Тетка Марина бросилась на шею племяннику, тот кисло поморщился, но ему, как и Петьке, пришлось смириться и терпеливо все выслушать и все выдержать – страстный шепот о каких-то теплых носках, о жареной курице, о режиме, о таблетках в особом отделении чемодана, где второе дно, ты же знаешь, ну и так далее, и так далее…
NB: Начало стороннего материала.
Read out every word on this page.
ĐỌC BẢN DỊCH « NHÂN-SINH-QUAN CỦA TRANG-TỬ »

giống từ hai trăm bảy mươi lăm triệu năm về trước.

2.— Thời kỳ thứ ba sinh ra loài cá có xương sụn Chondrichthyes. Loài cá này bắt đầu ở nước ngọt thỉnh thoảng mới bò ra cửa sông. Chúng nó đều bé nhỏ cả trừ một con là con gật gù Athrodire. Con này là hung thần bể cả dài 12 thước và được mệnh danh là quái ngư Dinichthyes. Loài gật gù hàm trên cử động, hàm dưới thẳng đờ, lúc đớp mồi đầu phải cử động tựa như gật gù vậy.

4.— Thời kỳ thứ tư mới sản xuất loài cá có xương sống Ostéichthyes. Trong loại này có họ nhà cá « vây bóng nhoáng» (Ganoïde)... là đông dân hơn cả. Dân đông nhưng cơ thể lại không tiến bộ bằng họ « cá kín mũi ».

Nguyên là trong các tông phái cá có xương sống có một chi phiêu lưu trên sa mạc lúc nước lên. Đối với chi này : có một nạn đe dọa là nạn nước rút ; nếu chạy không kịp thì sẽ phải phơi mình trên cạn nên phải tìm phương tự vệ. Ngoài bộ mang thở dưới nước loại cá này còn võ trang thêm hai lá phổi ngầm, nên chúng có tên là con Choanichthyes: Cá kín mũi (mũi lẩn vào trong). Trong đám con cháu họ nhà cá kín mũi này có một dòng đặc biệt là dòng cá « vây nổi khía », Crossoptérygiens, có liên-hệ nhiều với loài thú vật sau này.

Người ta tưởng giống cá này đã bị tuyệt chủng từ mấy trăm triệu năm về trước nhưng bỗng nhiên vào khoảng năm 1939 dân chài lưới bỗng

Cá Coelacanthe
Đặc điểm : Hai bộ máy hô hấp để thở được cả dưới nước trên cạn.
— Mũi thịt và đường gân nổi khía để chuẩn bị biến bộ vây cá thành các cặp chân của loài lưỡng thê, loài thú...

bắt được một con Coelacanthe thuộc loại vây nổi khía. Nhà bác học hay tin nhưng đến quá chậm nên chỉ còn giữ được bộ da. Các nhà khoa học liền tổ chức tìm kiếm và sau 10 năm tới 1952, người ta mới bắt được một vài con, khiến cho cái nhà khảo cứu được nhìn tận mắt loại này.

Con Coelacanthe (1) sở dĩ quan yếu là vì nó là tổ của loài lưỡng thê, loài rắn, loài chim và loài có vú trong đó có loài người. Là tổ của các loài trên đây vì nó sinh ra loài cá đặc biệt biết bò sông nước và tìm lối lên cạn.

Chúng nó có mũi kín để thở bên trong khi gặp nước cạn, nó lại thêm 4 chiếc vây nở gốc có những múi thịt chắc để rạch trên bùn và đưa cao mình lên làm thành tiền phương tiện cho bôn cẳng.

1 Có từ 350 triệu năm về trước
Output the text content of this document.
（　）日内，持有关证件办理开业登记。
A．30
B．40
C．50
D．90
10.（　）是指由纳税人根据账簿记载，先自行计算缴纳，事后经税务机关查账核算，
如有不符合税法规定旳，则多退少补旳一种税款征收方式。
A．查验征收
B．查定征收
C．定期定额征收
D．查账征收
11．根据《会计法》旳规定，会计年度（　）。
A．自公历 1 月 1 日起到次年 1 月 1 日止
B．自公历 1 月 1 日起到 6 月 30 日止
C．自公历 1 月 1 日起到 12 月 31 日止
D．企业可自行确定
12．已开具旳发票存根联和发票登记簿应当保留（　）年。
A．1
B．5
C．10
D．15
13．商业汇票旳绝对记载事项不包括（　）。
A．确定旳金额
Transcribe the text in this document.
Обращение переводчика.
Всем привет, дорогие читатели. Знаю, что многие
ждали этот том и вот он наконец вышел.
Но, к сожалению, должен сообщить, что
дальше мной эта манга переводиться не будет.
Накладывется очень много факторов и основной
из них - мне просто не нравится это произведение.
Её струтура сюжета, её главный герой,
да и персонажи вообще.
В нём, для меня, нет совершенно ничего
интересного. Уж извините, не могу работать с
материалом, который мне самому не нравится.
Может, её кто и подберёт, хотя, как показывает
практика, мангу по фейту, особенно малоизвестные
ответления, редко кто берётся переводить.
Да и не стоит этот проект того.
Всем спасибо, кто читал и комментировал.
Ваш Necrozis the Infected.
А также бесконечные поцелуи.
– Ф-фу! – сказал Калинкин, когда они наконец вошли в вагон. – Ох уж эти мне еврейские мамаши. И еврейские тетки. Конец света.
– Дурак ты! – задумчиво сказал Лева. – Это ж счастье. На всю жизнь…
– Ну вот и женись на ней! – легкомысленно сказал Калинкин, укладывая чемодан под сиденье. – А то я вижу, ты в последнее время что-то углубился в изучение русского национального характера.
Лева надулся и вообще перестал разговаривать с Калинкиным, вплоть до самого вагона-ресторана. Он начал разговаривать с Петькой.
Петька, надо сказать, был совершенно охреневший от счастья.
Он быстро скинул шапку, шарф, пальто и сидел в валенках, в домашней вязки свитере, красный и загадочный, не отрывая глаз от проплывающих в окне железнодорожных пейзажей.
– Пап, смотри! – закричал он. – «ЮКОС» повезли!
Лева с интересом глянул в окно. Там с перестуком, в снежной поземке, проплывал бесконечный состав с цистернами чего-то горючего. На цистернах и впрямь крупными красивыми буквами было выведено запрещенное слово «ЮКОС».